De surcroît, que pourraient bien penser ces individus qui seraient libérés de leur travail par la technique ? Si la
mécanisation les remplace efficacement, c’est qu’ils étaient déjà devenus machine à force de répéter les mêmes gestes à longueur
de journée : ce ne sont pas des hommes en pleine possessions de leurs moyens humains qui sont évincés de la production, mais
des êtres vides qui sont moins que des machines puisqu’elles finissent par faire « mieux » qu’eux : en effet, les tâches que les
machines prennent en charge ne sont pas des tâches particulièrement humaines. Elles ne glorifient pas l’humanité de l’homme qui
les accomplit et même, les hommes sont déshumanisés avant d’être rejetés. De sorte que la libération ne leur serait d’aucun profit.
Ils n’ont pas été préparés par leur activité à cette humanité et peut-être même ne le souhaitent-ils pas : ils n'ont pas de savoir-faire,
pas de recul conscient qui pourrait offrir un sens critique, ni même leur permettre de donner un sens à leur vie. Si l’on voulait
qu’une libération ait véritablement lieu, il faudrait privilégier l’intérêt de l’homme avant celui de la production ou de l’économie et
faire en sorte de préparer les humains à une vie humaine, au lieu de veiller à leur employabilité et de les conditionner à une vie
laborieuse.
Peut-être faudrait-il alors accepter de diminuer véritablement le temps de travail (le limiter dans la journée, la semaine
ou la vie) ou verser à tous les citoyens un revenu minimal de manière à pouvoir encourager ces activités autonomes qui sont
spécifiquement humaines et que les machines ne peuvent pas prendre en charge sans les dénaturer : les activités de conception,
d’invention, d’imagination, de réflexion, de création et qui sont des activités gratuites et désintéressées, au sens où on les pratique
pour elles-mêmes. Si on prend le cas de l’artiste qui réalise une œuvre, sa création porte en elle-même la marque de celui qui l’a
réalisée, elle est le miroir de sa conscience, elle n’est pas un produit qui s’use et disparaît dans la consommation qui en est faite et
elle traverse le temps, pour témoigner de la présence de l’humain dans le monde. Mais ce sont des activités qui ne sont pas
productrices, qui exigent la liberté et qui en témoignent : leur promotion ne peut relever que d’un choix politique et économique.

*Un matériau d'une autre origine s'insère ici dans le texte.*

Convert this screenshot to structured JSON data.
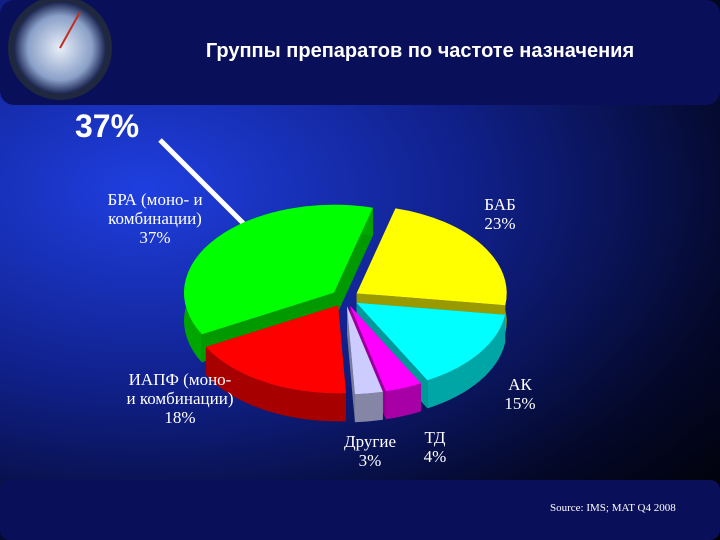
{
  "chart_data": {
    "type": "pie3d",
    "title": "Группы препаратов по частоте назначения",
    "annotation": "37%",
    "source": "Source:  IMS; MAT Q4 2008",
    "categories": [
      "БАБ",
      "АК",
      "ТД",
      "Другие",
      "ИАПФ (моно- и комбинации)",
      "БРА (моно- и комбинации)"
    ],
    "values": [
      23,
      15,
      4,
      3,
      18,
      37
    ],
    "value_labels": [
      "23%",
      "15%",
      "4%",
      "3%",
      "18%",
      "37%"
    ],
    "colors": [
      "#ffff00",
      "#00ffff",
      "#ff00ff",
      "#ccccff",
      "#ff0000",
      "#00ff00"
    ]
  }
}
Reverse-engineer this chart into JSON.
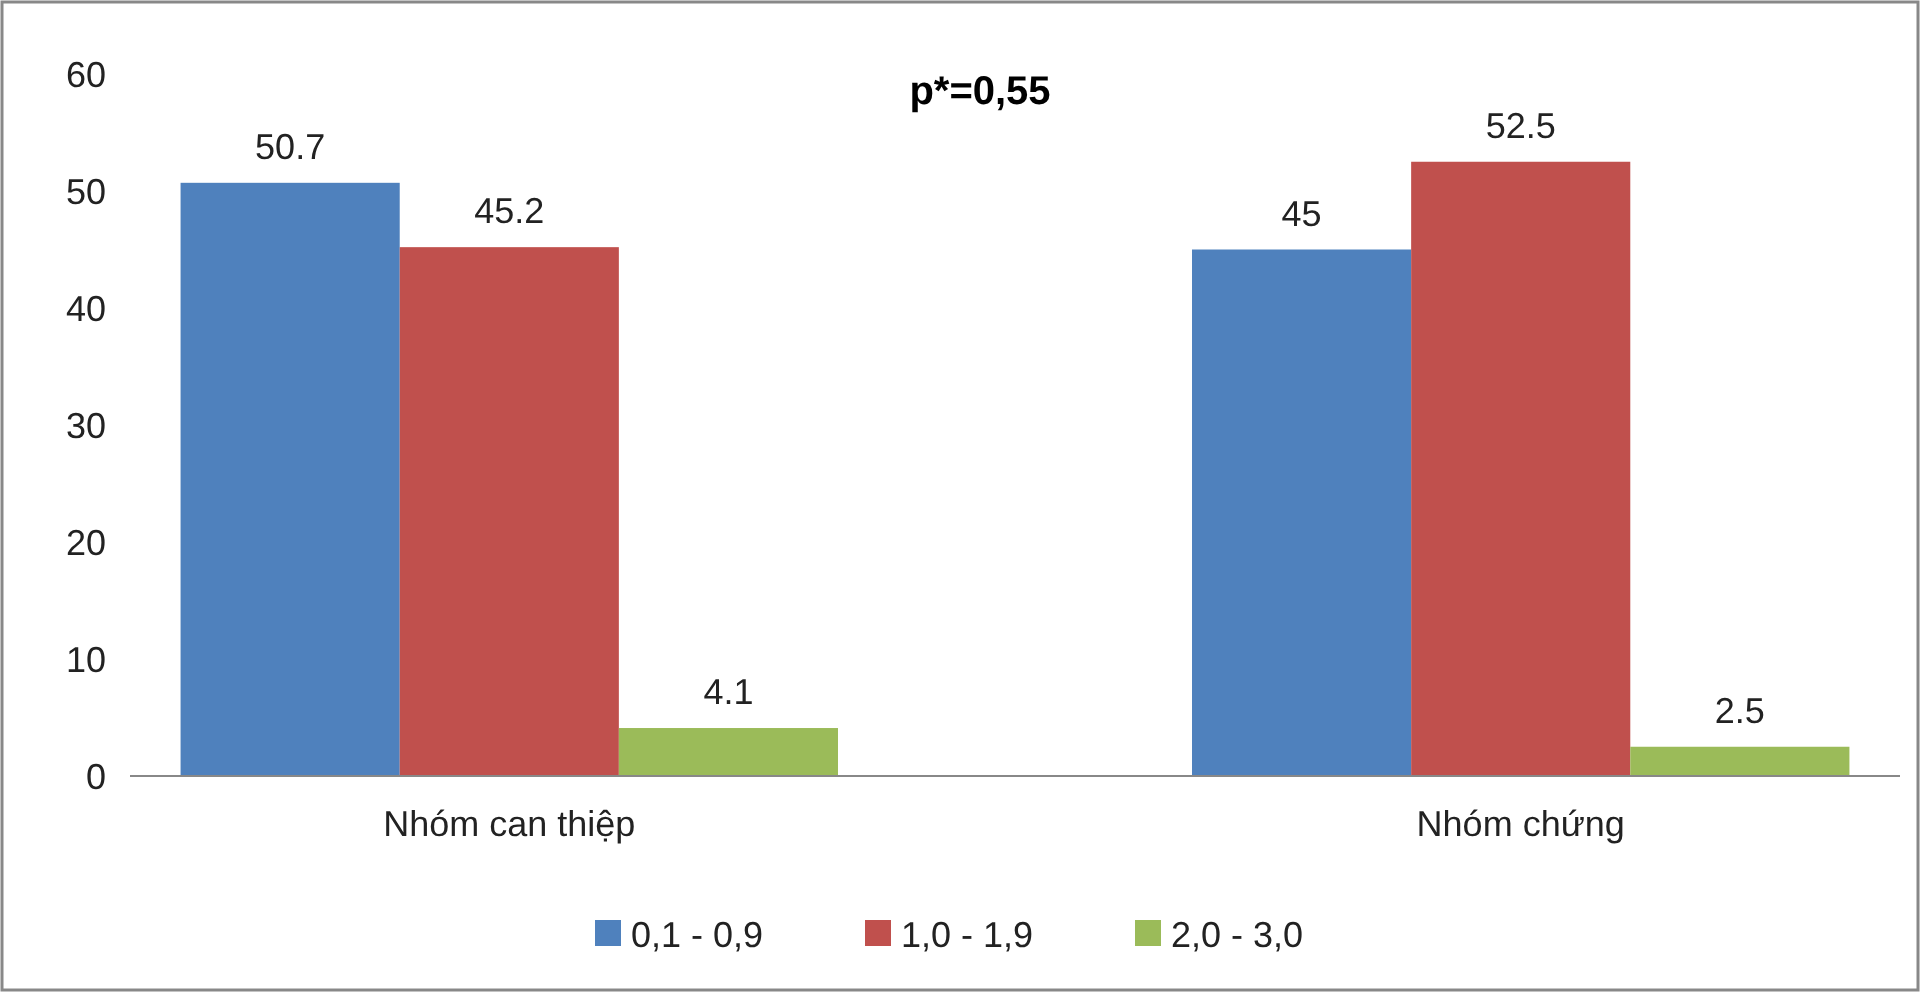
{
  "chart_data": {
    "type": "bar",
    "title": "p*=0,55",
    "categories": [
      "Nhóm can thiệp",
      "Nhóm chứng"
    ],
    "series": [
      {
        "name": "0,1 - 0,9",
        "color": "#4f81bd",
        "values": [
          50.7,
          45
        ]
      },
      {
        "name": "1,0 - 1,9",
        "color": "#c0504d",
        "values": [
          45.2,
          52.5
        ]
      },
      {
        "name": "2,0 - 3,0",
        "color": "#9bbb59",
        "values": [
          4.1,
          2.5
        ]
      }
    ],
    "ylim": [
      0,
      60
    ],
    "yticks": [
      0,
      10,
      20,
      30,
      40,
      50,
      60
    ],
    "grid": false,
    "legend": "bottom",
    "data_labels": true
  }
}
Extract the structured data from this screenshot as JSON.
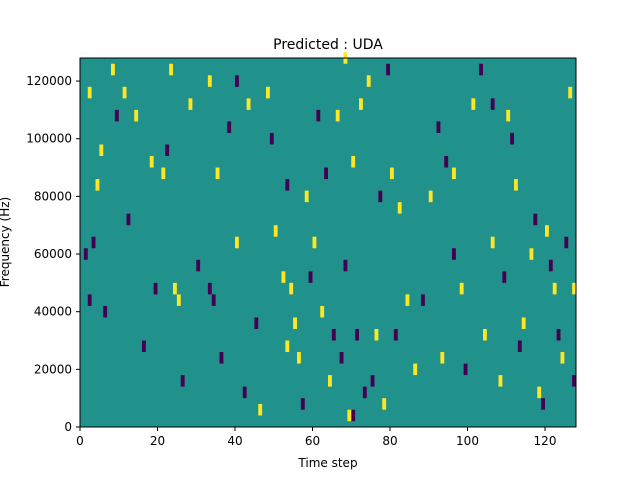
{
  "chart_data": {
    "type": "heatmap",
    "title": "Predicted : UDA",
    "xlabel": "Time step",
    "ylabel": "Frequency (Hz)",
    "xlim": [
      0,
      128
    ],
    "ylim": [
      0,
      128000
    ],
    "xticks": [
      0,
      20,
      40,
      60,
      80,
      100,
      120
    ],
    "yticks": [
      0,
      20000,
      40000,
      60000,
      80000,
      100000,
      120000
    ],
    "grid": false,
    "legend": "none",
    "levels": {
      "low": -1,
      "mid": 0,
      "high": 1
    },
    "colors": {
      "low": "#440154",
      "mid": "#21918c",
      "high": "#fde725"
    },
    "background_level": 0,
    "cell_height_hz": 4000,
    "cells_high": [
      [
        2,
        114000
      ],
      [
        4,
        82000
      ],
      [
        5,
        94000
      ],
      [
        8,
        122000
      ],
      [
        11,
        114000
      ],
      [
        14,
        106000
      ],
      [
        18,
        90000
      ],
      [
        21,
        86000
      ],
      [
        23,
        122000
      ],
      [
        24,
        46000
      ],
      [
        25,
        42000
      ],
      [
        28,
        110000
      ],
      [
        33,
        118000
      ],
      [
        35,
        86000
      ],
      [
        40,
        62000
      ],
      [
        43,
        110000
      ],
      [
        46,
        4000
      ],
      [
        48,
        114000
      ],
      [
        50,
        66000
      ],
      [
        52,
        50000
      ],
      [
        53,
        26000
      ],
      [
        54,
        46000
      ],
      [
        55,
        34000
      ],
      [
        56,
        22000
      ],
      [
        58,
        78000
      ],
      [
        60,
        62000
      ],
      [
        62,
        38000
      ],
      [
        64,
        14000
      ],
      [
        66,
        106000
      ],
      [
        68,
        126000
      ],
      [
        69,
        2000
      ],
      [
        70,
        90000
      ],
      [
        72,
        110000
      ],
      [
        74,
        118000
      ],
      [
        76,
        30000
      ],
      [
        78,
        6000
      ],
      [
        80,
        86000
      ],
      [
        82,
        74000
      ],
      [
        84,
        42000
      ],
      [
        86,
        18000
      ],
      [
        90,
        78000
      ],
      [
        93,
        22000
      ],
      [
        96,
        86000
      ],
      [
        98,
        46000
      ],
      [
        101,
        110000
      ],
      [
        104,
        30000
      ],
      [
        106,
        62000
      ],
      [
        108,
        14000
      ],
      [
        110,
        106000
      ],
      [
        112,
        82000
      ],
      [
        114,
        34000
      ],
      [
        116,
        58000
      ],
      [
        118,
        10000
      ],
      [
        120,
        66000
      ],
      [
        122,
        46000
      ],
      [
        124,
        22000
      ],
      [
        126,
        114000
      ],
      [
        127,
        46000
      ]
    ],
    "cells_low": [
      [
        1,
        58000
      ],
      [
        2,
        42000
      ],
      [
        3,
        62000
      ],
      [
        6,
        38000
      ],
      [
        9,
        106000
      ],
      [
        12,
        70000
      ],
      [
        16,
        26000
      ],
      [
        19,
        46000
      ],
      [
        22,
        94000
      ],
      [
        26,
        14000
      ],
      [
        30,
        54000
      ],
      [
        33,
        46000
      ],
      [
        34,
        42000
      ],
      [
        36,
        22000
      ],
      [
        38,
        102000
      ],
      [
        40,
        118000
      ],
      [
        42,
        10000
      ],
      [
        45,
        34000
      ],
      [
        49,
        98000
      ],
      [
        53,
        82000
      ],
      [
        57,
        6000
      ],
      [
        59,
        50000
      ],
      [
        61,
        106000
      ],
      [
        63,
        86000
      ],
      [
        65,
        30000
      ],
      [
        67,
        22000
      ],
      [
        68,
        54000
      ],
      [
        70,
        2000
      ],
      [
        71,
        30000
      ],
      [
        73,
        10000
      ],
      [
        75,
        14000
      ],
      [
        77,
        78000
      ],
      [
        79,
        122000
      ],
      [
        81,
        30000
      ],
      [
        88,
        42000
      ],
      [
        92,
        102000
      ],
      [
        94,
        90000
      ],
      [
        96,
        58000
      ],
      [
        99,
        18000
      ],
      [
        103,
        122000
      ],
      [
        106,
        110000
      ],
      [
        109,
        50000
      ],
      [
        111,
        98000
      ],
      [
        113,
        26000
      ],
      [
        117,
        70000
      ],
      [
        119,
        6000
      ],
      [
        121,
        54000
      ],
      [
        123,
        30000
      ],
      [
        125,
        62000
      ],
      [
        127,
        14000
      ]
    ]
  }
}
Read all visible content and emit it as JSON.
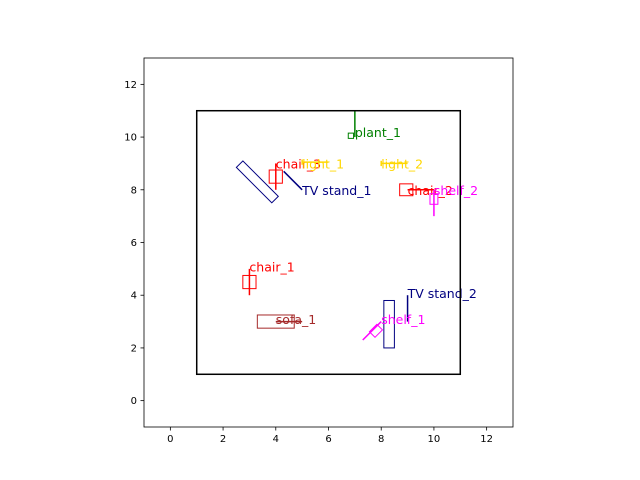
{
  "plot": {
    "xlim": [
      -1,
      13
    ],
    "ylim": [
      -1,
      13
    ],
    "xticks": [
      0,
      2,
      4,
      6,
      8,
      10,
      12
    ],
    "yticks": [
      0,
      2,
      4,
      6,
      8,
      10,
      12
    ]
  },
  "room": {
    "x0": 1,
    "y0": 1,
    "x1": 11,
    "y1": 11,
    "color": "#000000"
  },
  "objects": [
    {
      "name": "plant_1",
      "color": "#008000",
      "label": [
        7.0,
        10.0
      ],
      "shapes": [
        {
          "kind": "rect",
          "cx": 6.85,
          "cy": 10.05,
          "w": 0.2,
          "h": 0.2,
          "angle": 0
        },
        {
          "kind": "line",
          "pts": [
            [
              7.0,
              10.0
            ],
            [
              7.0,
              11.0
            ]
          ]
        }
      ]
    },
    {
      "name": "chair_3",
      "color": "#ff0000",
      "label": [
        4.0,
        8.8
      ],
      "shapes": [
        {
          "kind": "rect",
          "cx": 4.0,
          "cy": 8.5,
          "w": 0.5,
          "h": 0.5,
          "angle": 0
        },
        {
          "kind": "line",
          "pts": [
            [
              4.0,
              8.0
            ],
            [
              4.0,
              9.0
            ]
          ]
        }
      ]
    },
    {
      "name": "light_1",
      "color": "#ffd700",
      "label": [
        5.0,
        8.8
      ],
      "shapes": [
        {
          "kind": "line",
          "pts": [
            [
              5.0,
              9.05
            ],
            [
              6.0,
              9.05
            ]
          ]
        },
        {
          "kind": "line",
          "pts": [
            [
              5.0,
              8.95
            ],
            [
              5.0,
              9.15
            ]
          ]
        }
      ]
    },
    {
      "name": "light_2",
      "color": "#ffd700",
      "label": [
        8.0,
        8.8
      ],
      "shapes": [
        {
          "kind": "line",
          "pts": [
            [
              8.0,
              9.0
            ],
            [
              9.0,
              9.0
            ]
          ]
        },
        {
          "kind": "line",
          "pts": [
            [
              8.0,
              8.9
            ],
            [
              8.0,
              9.1
            ]
          ]
        }
      ]
    },
    {
      "name": "TV stand_1",
      "color": "#000080",
      "label": [
        5.0,
        7.8
      ],
      "shapes": [
        {
          "kind": "rect",
          "cx": 3.3,
          "cy": 8.3,
          "w": 1.9,
          "h": 0.35,
          "angle": -45
        },
        {
          "kind": "line",
          "pts": [
            [
              4.3,
              8.7
            ],
            [
              5.0,
              8.0
            ]
          ]
        }
      ]
    },
    {
      "name": "chair_2",
      "color": "#ff0000",
      "label": [
        9.0,
        7.8
      ],
      "shapes": [
        {
          "kind": "rect",
          "cx": 8.95,
          "cy": 8.0,
          "w": 0.5,
          "h": 0.45,
          "angle": 0
        },
        {
          "kind": "line",
          "pts": [
            [
              9.0,
              8.0
            ],
            [
              10.0,
              8.0
            ]
          ]
        }
      ]
    },
    {
      "name": "shelf_2",
      "color": "#ff00ff",
      "label": [
        10.0,
        7.8
      ],
      "shapes": [
        {
          "kind": "rect",
          "cx": 10.0,
          "cy": 7.65,
          "w": 0.3,
          "h": 0.4,
          "angle": 0
        },
        {
          "kind": "line",
          "pts": [
            [
              10.0,
              7.0
            ],
            [
              10.0,
              8.0
            ]
          ]
        }
      ]
    },
    {
      "name": "chair_1",
      "color": "#ff0000",
      "label": [
        3.0,
        4.9
      ],
      "shapes": [
        {
          "kind": "rect",
          "cx": 3.0,
          "cy": 4.5,
          "w": 0.5,
          "h": 0.5,
          "angle": 0
        },
        {
          "kind": "line",
          "pts": [
            [
              3.0,
              4.0
            ],
            [
              3.0,
              5.0
            ]
          ]
        }
      ]
    },
    {
      "name": "TV stand_2",
      "color": "#000080",
      "label": [
        9.0,
        3.9
      ],
      "shapes": [
        {
          "kind": "rect",
          "cx": 8.3,
          "cy": 2.9,
          "w": 0.4,
          "h": 1.8,
          "angle": 0
        },
        {
          "kind": "line",
          "pts": [
            [
              9.0,
              3.0
            ],
            [
              9.0,
              4.0
            ]
          ]
        }
      ]
    },
    {
      "name": "sofa_1",
      "color": "#a52a2a",
      "label": [
        4.0,
        2.9
      ],
      "shapes": [
        {
          "kind": "rect",
          "cx": 4.0,
          "cy": 3.0,
          "w": 1.4,
          "h": 0.5,
          "angle": 0
        },
        {
          "kind": "line",
          "pts": [
            [
              4.0,
              3.0
            ],
            [
              5.0,
              3.0
            ]
          ]
        }
      ]
    },
    {
      "name": "shelf_1",
      "color": "#ff00ff",
      "label": [
        8.0,
        2.9
      ],
      "shapes": [
        {
          "kind": "rect",
          "cx": 7.8,
          "cy": 2.65,
          "w": 0.4,
          "h": 0.3,
          "angle": 45
        },
        {
          "kind": "line",
          "pts": [
            [
              7.3,
              2.3
            ],
            [
              8.0,
              3.0
            ]
          ]
        }
      ]
    }
  ]
}
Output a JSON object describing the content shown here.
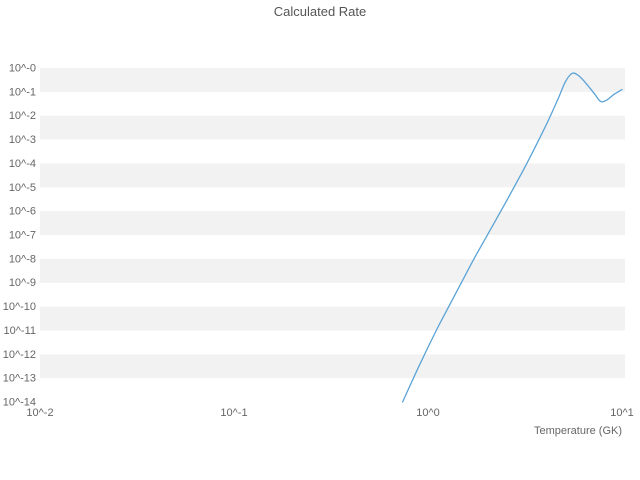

La technique ne peut libérer l’homme du travail que si la libération effective à lieu, c’est-à-dire en fonction de choix
politiques et économiques. Toutes les conditions sont réunies à partir du moment où la mécanisation et l’automatisation prennent
en charge les gestes les plus contraints, les plus pénibles et les plus fatigants. Mais la question de savoir si nous le voulons mérite
d’être posée : sommes-nous disposés à habiter notre temps de vie par des activités que nous aurions choisies de manière
autonome et qui exalteraient notre humanité amoindrie par le système du travail aliéné ? C’est aux travailleurs eux-mêmes de
décider si leur vie mérite d’être vécue autrement, à condition de pouvoir en prendre conscience.